White rice fits that bill perfectly. As a whole food, it’s probably a lot healthier than processed protein shakes (or worse yet, “mass-gainer” shakes with everything but the kitchen sink on the label). If you’re eating to fuel reasonably hard workouts, you’re getting enough and more than enough nutrients from the rest of your diet; you won’t be in any danger of deficiency by getting 2-300 of those calories from rice.
On the other hand, there are a lot more people in the developed world trying to lose mass than trying to gain it.
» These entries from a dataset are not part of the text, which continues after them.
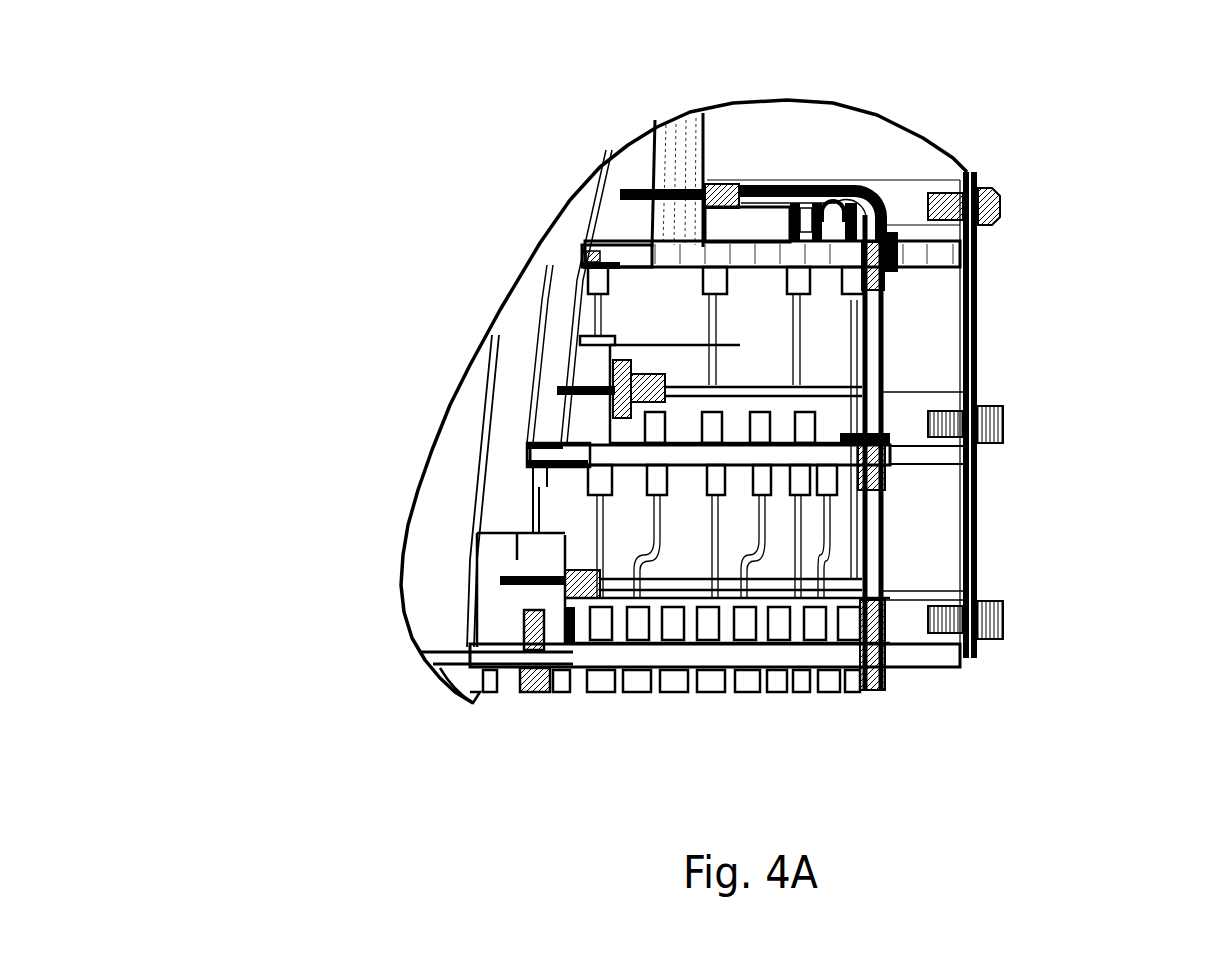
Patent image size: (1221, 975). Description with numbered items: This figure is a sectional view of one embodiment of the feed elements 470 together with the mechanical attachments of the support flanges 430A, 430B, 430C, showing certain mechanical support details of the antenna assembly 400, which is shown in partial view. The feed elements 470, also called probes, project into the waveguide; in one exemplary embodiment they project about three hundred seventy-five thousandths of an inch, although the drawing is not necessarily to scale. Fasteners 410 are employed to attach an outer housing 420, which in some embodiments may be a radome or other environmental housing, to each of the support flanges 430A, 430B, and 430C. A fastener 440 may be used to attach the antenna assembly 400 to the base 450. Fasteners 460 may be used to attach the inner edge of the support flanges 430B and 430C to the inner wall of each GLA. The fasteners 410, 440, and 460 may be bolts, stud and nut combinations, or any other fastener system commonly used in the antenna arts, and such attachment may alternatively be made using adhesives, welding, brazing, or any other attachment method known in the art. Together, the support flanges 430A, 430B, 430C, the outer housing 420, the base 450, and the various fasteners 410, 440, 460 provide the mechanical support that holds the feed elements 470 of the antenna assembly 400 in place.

The antenna assembly 400 is at (517, 248).
The fasteners 410 is at (1005, 207).
The outer housing 420 is at (973, 340).
The support flange 430A is at (905, 652).
The support flange 430B is at (960, 454).
The support flange 430C is at (960, 256).
The fastener 440 is at (547, 693).
The base 450 is at (485, 695).
The fasteners 460 is at (583, 253).
The feed elements 470 is at (620, 192).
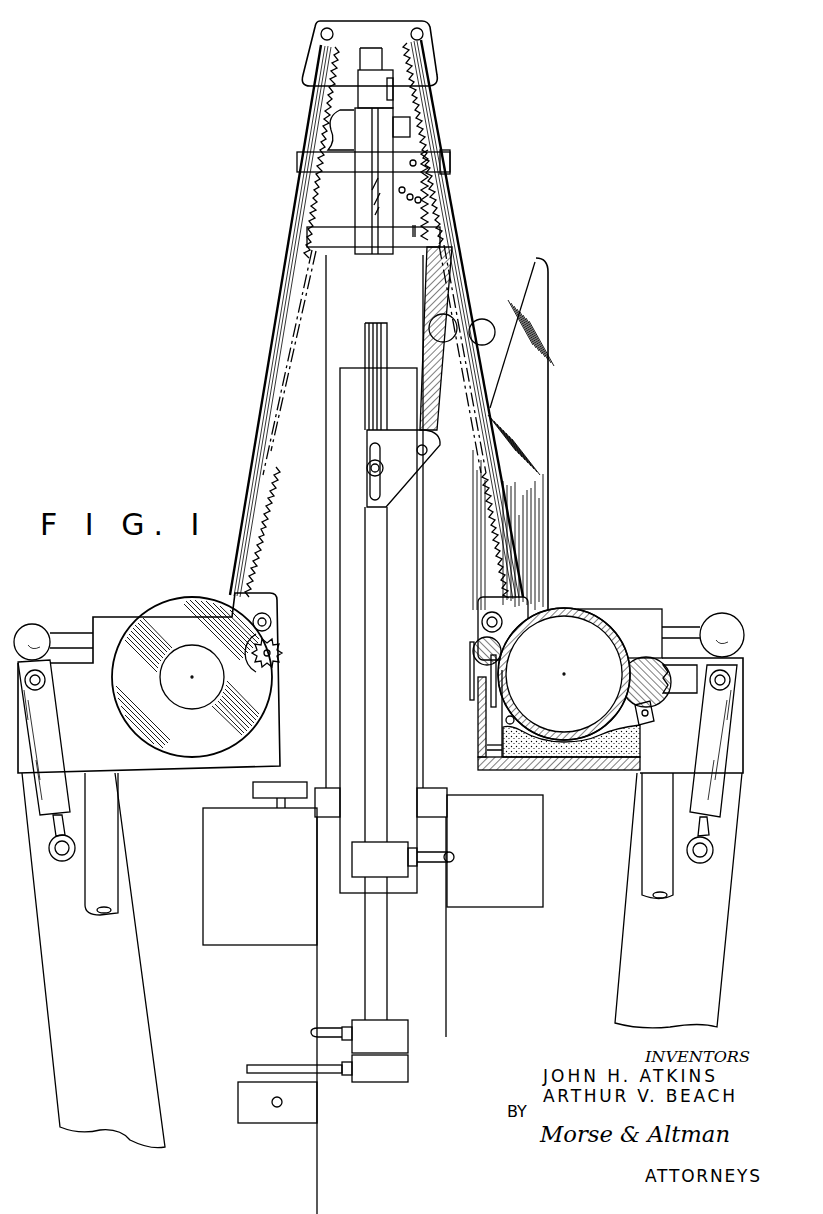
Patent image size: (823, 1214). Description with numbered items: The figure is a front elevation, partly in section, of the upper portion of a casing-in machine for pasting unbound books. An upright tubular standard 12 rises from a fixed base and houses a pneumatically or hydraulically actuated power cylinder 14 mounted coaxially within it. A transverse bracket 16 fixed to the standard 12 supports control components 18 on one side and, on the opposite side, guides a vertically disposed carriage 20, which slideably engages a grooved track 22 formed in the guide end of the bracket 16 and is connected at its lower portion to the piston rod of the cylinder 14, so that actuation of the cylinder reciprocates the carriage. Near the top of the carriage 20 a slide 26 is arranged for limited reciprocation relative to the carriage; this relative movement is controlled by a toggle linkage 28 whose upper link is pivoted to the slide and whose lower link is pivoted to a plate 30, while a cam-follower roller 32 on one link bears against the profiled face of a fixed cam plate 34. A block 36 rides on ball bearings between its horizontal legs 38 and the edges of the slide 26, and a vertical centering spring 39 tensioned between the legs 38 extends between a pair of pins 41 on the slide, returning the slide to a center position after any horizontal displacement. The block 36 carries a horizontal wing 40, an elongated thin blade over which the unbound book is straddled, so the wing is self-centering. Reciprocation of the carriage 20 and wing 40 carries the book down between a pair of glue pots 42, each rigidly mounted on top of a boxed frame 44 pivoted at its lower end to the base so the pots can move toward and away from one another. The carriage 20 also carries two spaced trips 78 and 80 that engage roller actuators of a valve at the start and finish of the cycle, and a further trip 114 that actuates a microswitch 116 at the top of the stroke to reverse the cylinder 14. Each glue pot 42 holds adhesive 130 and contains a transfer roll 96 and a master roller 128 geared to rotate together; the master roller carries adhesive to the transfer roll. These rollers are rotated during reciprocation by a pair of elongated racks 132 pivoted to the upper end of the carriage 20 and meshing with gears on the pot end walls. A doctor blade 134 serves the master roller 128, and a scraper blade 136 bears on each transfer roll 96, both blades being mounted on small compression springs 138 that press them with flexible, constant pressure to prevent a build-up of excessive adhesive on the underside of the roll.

The tubular standard 12 is at (448, 994).
The power cylinder 14 is at (327, 507).
The transverse bracket 16 is at (565, 882).
The control components 18 is at (520, 794).
The carriage 20 is at (345, 468).
The grooved track 22 is at (427, 786).
The slide 26 is at (446, 158).
The toggle linkage 28 is at (447, 316).
The plate 30 is at (436, 478).
The roller 32 is at (482, 320).
The fixed cam plate 34 is at (550, 375).
The block 36 is at (430, 214).
The legs 38 is at (297, 162).
The centering spring 39 is at (416, 164).
The wing 40 is at (375, 215).
The pins 41 is at (412, 196).
The glue pots 42 is at (162, 773).
The boxed frame 44 is at (615, 979).
The trip 78 is at (452, 858).
The trip 80 is at (312, 1032).
The transfer roll 96 is at (477, 643).
The trip 114 is at (265, 1063).
The microswitch 116 is at (238, 1098).
The master roller 128 is at (583, 614).
The adhesive 130 is at (640, 731).
The racks 132 is at (280, 311).
The doctor blade 134 is at (498, 744).
The scraper blade 136 is at (480, 688).
The compression springs 138 is at (489, 709).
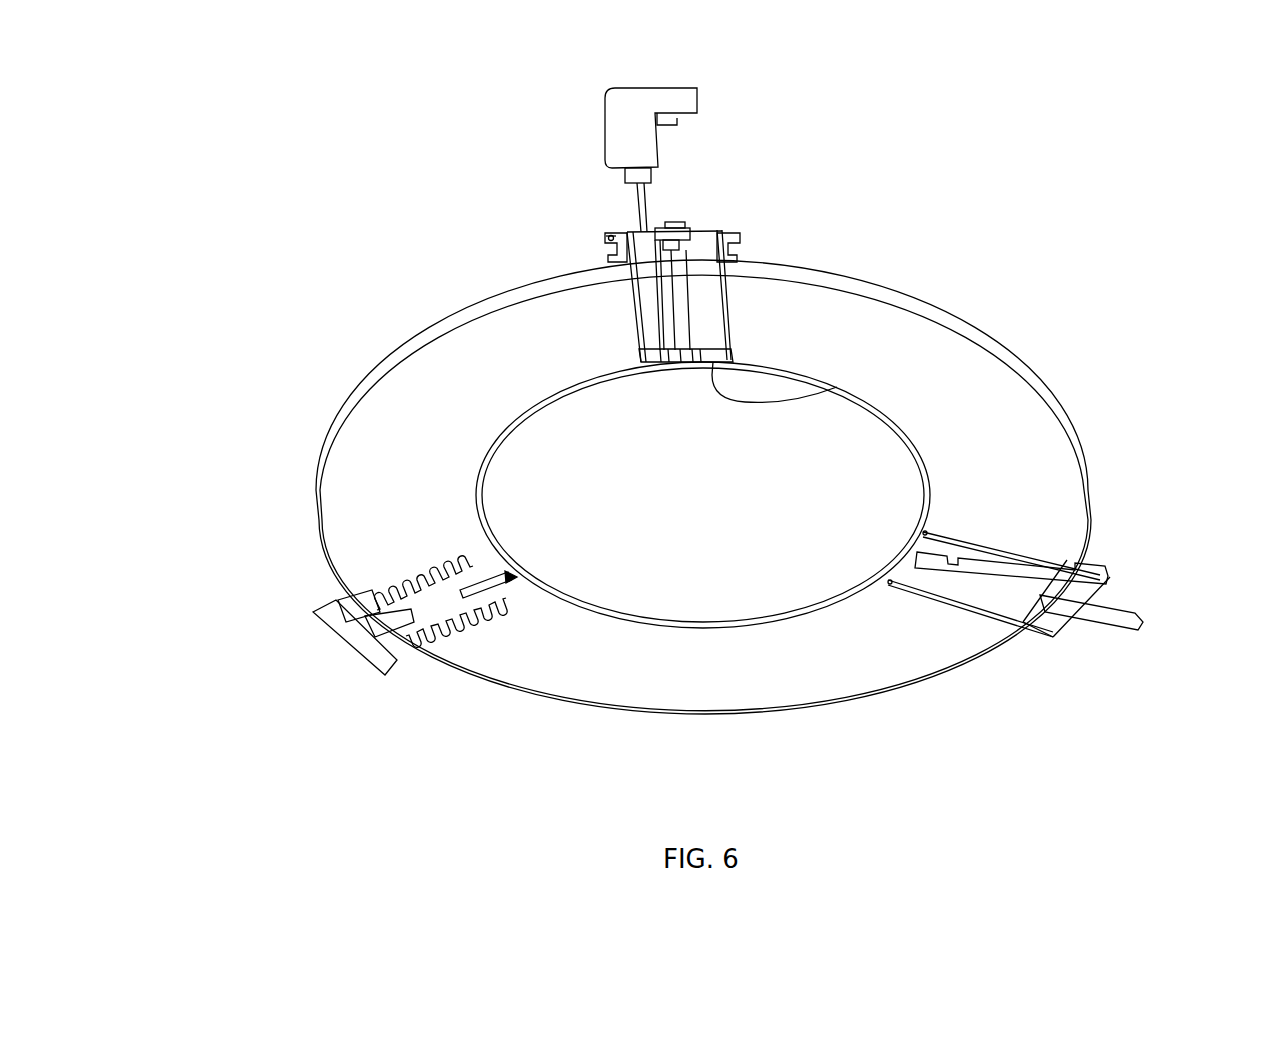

For weight loss, white rice is a tool to be used sparingly. It’s not because the rice itself is inherently bad; it’s just that when you’re eating a smaller amount of food, you’ll need to be choosier about what you do eat, to make sure you’re getting enough micronutrients. If white rice is displacing more nutritious sources of calories in your diet, it could potentially cause a deficiency problem.
For weight loss, more nutritious starches are probably preferable. If you do want some rice, you might consider it as part of a planned leptin re-set day, or just keep an eye on how much you’re eating. A few pieces of sushi? That’s only a few tablespoons of rice in total; nothing to worry about. A burrito the size of your head? Now we’re veering into potential problem territory.
Of course, if you prefer to avoid rice altogether, that’s also fine. Nobody’s forcing it down your throat. It’s just one option among many; it’s yours to take or leave, depending on your goals.